“I can’t come out, Mother,” said Bert, who was not so frightened, now that he saw help at hand.

“You can’t come out? Why not?”

“’Cause I’m stuck in the mud—or maybe it’s quicksand. I’m sinking in the quicksand. Or I would sink if I didn’t keep hold of the raft. I dassn’t let go!”

“Oh, my!” cried Mrs. Bobbsey. “What shall I do?”

“Can’t you pull him out?” asked Nan. “We tried, but we can’t.”

They had done this—she and Flossie and Freddie. But Bert’s feet were too tightly held in the sticky mud, or whatever it was underneath the water.

“Wait! I’ll come and get you,” said Mrs. Bobbsey. She was just about to wade out to get Bert, shoes, skirts and all, when along came puffing, fat Dinah, and, just ahead of her, her husband, Sam.

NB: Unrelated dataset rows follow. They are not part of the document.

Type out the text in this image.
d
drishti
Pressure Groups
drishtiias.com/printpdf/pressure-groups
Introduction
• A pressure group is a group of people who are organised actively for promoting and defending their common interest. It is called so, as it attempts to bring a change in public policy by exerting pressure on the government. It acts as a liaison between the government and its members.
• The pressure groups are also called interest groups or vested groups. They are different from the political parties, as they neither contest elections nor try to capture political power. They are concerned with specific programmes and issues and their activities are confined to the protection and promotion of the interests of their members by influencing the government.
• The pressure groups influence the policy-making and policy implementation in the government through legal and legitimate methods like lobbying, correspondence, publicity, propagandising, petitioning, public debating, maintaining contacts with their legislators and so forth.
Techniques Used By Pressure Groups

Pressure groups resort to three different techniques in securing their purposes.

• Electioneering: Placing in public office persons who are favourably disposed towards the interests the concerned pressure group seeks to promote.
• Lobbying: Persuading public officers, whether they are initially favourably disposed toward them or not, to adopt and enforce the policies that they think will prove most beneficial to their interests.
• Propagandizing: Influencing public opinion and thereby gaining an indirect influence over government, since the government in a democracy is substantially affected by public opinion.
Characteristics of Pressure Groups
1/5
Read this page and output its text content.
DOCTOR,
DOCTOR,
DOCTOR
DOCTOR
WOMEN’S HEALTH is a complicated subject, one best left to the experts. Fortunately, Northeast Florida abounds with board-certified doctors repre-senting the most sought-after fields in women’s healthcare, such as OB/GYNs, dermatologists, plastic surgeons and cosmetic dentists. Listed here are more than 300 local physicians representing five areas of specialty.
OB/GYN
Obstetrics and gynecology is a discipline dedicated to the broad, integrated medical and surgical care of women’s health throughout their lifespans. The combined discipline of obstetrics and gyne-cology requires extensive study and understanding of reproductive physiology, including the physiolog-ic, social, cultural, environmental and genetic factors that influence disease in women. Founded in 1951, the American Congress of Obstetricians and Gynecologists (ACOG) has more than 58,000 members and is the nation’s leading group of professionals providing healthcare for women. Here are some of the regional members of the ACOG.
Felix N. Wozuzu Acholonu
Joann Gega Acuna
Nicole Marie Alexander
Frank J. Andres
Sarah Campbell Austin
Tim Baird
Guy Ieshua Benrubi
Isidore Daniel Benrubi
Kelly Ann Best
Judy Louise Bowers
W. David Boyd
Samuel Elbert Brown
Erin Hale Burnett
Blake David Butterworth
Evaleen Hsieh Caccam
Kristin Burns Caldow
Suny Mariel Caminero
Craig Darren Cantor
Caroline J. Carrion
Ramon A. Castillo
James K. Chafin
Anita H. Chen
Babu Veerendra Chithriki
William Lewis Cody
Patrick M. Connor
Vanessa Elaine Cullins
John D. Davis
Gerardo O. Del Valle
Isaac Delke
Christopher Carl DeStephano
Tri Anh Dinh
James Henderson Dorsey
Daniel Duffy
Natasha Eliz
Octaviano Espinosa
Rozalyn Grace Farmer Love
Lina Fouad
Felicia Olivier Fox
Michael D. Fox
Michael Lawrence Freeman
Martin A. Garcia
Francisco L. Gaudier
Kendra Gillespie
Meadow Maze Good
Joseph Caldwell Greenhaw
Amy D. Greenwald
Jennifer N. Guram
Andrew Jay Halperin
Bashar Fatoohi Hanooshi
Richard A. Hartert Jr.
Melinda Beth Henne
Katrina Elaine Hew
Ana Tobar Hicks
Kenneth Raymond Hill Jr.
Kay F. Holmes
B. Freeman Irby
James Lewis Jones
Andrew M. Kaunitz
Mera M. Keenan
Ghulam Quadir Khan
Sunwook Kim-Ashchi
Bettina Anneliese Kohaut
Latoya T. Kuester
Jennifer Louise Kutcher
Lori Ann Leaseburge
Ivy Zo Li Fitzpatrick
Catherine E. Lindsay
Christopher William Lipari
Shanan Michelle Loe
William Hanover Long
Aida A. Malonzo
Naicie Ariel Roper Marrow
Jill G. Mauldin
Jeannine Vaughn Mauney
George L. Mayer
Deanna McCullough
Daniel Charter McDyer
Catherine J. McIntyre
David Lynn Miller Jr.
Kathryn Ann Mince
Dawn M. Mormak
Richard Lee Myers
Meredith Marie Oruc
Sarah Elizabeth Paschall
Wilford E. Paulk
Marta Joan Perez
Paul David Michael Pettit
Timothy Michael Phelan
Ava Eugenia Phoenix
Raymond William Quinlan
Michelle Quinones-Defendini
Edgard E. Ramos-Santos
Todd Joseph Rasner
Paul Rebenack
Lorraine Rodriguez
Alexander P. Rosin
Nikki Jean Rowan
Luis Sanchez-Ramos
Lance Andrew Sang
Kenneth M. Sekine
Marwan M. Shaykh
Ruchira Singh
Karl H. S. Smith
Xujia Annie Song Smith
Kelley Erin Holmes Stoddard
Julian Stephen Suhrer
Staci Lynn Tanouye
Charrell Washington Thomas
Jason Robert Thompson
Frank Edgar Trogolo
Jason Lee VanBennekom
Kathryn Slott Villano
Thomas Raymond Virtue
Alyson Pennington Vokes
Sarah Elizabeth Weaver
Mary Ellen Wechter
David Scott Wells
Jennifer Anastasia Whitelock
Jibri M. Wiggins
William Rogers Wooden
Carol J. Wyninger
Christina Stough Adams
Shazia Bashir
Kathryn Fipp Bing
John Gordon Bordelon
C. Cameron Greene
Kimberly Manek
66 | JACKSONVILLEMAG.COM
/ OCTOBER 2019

“What’s the mattah, Mrs. Bobbsey?” asked the colored man, who did odd jobs around the Bobbsey home.

“It’s Bert! He’s fast in the mud!” answered Mrs. Bobbsey. “Oh, Sam, please hurry and get him out!”

“Yas’am, I’ll do dat!” cried Sam. He did not seem to be frightened. Perhaps he knew that the pond was not very deep where Bert was, and that the boy could not sink down much farther.